En el avión, que salió puntual de Caracas, terminé de leer, entre inquietantes turbulencias, Historias de la marcha a pie, una novela de la escritora venezolana Victoria de Stefano, una novela que uno tiene la impresión de que debe ser leída con la misma venturosa ilusión con la que uno se lanza a un viaje en toda línea, dejándose llevar hasta el final, “de haber un final, cualquier final”. Mientras terminaba el libro, pensé que un lector ideal de esa novela sería Peter Handke. Le imaginé magnetizado tras la lectura del libro de Victoria de Stefano.

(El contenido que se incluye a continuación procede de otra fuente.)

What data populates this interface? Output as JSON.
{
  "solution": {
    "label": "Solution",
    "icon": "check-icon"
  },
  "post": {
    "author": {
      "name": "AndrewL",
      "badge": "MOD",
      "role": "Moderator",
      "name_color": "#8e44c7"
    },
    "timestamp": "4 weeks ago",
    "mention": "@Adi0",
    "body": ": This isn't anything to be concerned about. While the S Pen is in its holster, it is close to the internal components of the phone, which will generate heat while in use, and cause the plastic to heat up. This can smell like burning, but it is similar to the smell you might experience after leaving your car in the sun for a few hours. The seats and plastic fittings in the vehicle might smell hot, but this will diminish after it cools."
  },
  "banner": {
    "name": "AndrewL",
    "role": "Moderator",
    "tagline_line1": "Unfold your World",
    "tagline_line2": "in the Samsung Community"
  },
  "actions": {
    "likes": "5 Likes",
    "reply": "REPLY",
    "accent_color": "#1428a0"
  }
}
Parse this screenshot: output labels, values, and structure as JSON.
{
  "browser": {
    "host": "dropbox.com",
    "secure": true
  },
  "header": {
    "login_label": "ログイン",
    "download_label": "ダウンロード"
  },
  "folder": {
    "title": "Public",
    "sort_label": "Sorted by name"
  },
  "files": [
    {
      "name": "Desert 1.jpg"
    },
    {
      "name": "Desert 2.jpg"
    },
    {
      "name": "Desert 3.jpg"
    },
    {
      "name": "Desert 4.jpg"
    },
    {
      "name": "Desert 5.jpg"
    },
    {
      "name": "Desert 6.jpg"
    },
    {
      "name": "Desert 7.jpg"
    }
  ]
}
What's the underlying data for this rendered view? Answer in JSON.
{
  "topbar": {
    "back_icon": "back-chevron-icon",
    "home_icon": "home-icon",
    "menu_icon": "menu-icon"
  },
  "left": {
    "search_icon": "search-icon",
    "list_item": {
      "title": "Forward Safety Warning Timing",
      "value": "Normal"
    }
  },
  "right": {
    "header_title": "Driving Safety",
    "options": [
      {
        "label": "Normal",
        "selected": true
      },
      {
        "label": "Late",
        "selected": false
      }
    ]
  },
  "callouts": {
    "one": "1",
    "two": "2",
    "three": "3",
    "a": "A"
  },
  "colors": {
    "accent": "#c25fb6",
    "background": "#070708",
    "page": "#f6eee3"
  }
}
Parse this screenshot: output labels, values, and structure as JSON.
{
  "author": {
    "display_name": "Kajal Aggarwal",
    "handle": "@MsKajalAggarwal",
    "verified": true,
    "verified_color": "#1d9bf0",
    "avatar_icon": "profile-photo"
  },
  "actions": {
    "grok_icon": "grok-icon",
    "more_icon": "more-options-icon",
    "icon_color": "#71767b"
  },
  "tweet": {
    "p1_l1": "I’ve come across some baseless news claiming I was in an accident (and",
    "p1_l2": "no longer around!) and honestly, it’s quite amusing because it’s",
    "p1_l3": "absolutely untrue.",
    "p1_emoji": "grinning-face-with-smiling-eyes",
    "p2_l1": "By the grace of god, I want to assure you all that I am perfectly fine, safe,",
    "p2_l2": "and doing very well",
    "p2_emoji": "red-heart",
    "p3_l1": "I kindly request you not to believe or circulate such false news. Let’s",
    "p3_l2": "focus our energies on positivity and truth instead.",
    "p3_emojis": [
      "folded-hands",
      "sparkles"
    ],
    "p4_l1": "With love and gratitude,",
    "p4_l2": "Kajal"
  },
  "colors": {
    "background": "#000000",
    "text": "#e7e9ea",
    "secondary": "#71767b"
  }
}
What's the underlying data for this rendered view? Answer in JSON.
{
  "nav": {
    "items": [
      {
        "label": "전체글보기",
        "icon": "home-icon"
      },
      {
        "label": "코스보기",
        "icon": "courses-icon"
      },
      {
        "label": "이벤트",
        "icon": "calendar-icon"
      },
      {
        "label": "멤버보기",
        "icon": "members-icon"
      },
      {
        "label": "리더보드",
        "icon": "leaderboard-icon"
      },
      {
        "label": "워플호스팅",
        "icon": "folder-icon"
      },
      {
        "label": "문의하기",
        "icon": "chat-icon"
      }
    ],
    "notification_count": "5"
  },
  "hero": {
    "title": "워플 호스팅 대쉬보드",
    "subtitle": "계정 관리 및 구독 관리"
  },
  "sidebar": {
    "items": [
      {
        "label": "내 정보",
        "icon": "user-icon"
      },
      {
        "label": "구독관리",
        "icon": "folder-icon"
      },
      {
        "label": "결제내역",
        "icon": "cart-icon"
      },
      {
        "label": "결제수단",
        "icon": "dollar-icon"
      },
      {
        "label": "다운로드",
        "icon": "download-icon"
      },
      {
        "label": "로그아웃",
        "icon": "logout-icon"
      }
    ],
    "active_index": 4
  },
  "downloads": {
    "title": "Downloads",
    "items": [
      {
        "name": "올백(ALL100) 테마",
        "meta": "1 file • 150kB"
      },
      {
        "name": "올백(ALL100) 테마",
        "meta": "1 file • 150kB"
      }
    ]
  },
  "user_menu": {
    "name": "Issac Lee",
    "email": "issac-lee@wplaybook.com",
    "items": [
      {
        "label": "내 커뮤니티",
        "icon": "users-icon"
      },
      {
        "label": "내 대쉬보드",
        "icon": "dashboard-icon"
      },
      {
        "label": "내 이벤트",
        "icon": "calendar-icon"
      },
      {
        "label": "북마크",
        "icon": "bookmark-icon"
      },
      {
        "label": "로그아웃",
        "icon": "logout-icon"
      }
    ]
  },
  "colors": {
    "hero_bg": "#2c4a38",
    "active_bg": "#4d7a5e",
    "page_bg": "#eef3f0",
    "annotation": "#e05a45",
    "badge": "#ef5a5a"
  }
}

Al aterrizar en la ciudad de Mérida, el libro estaba terminado y yo me sentía invadido por cierta ambigua sensación de felicidad. Me parecía a aquel personaje de un cuento de Nabokov que dice que su felicidad es un desafío. Y así, al pisar la bella Mérida, bajo el influjo de la lectura de Stefano, empecé a deambular por las calles y plazas de esa ciudad llevando orgulloso sobre mis hombros cierta inefable felicidad. Esa insensata sensación se intensificó al encontrar a los viejos amigos, al novelista Ednodio Quintero (de quien leería después, en la soledad del Hotel los Frailes, más allá de Mucuchíes, El diablo en casa, una pequeña obra maestra, libro todavía inédito a la espera de editorial) y a Diómedes Cordero, fanático de la lectura y lúcido crítico de cuanto lee, no perdona una.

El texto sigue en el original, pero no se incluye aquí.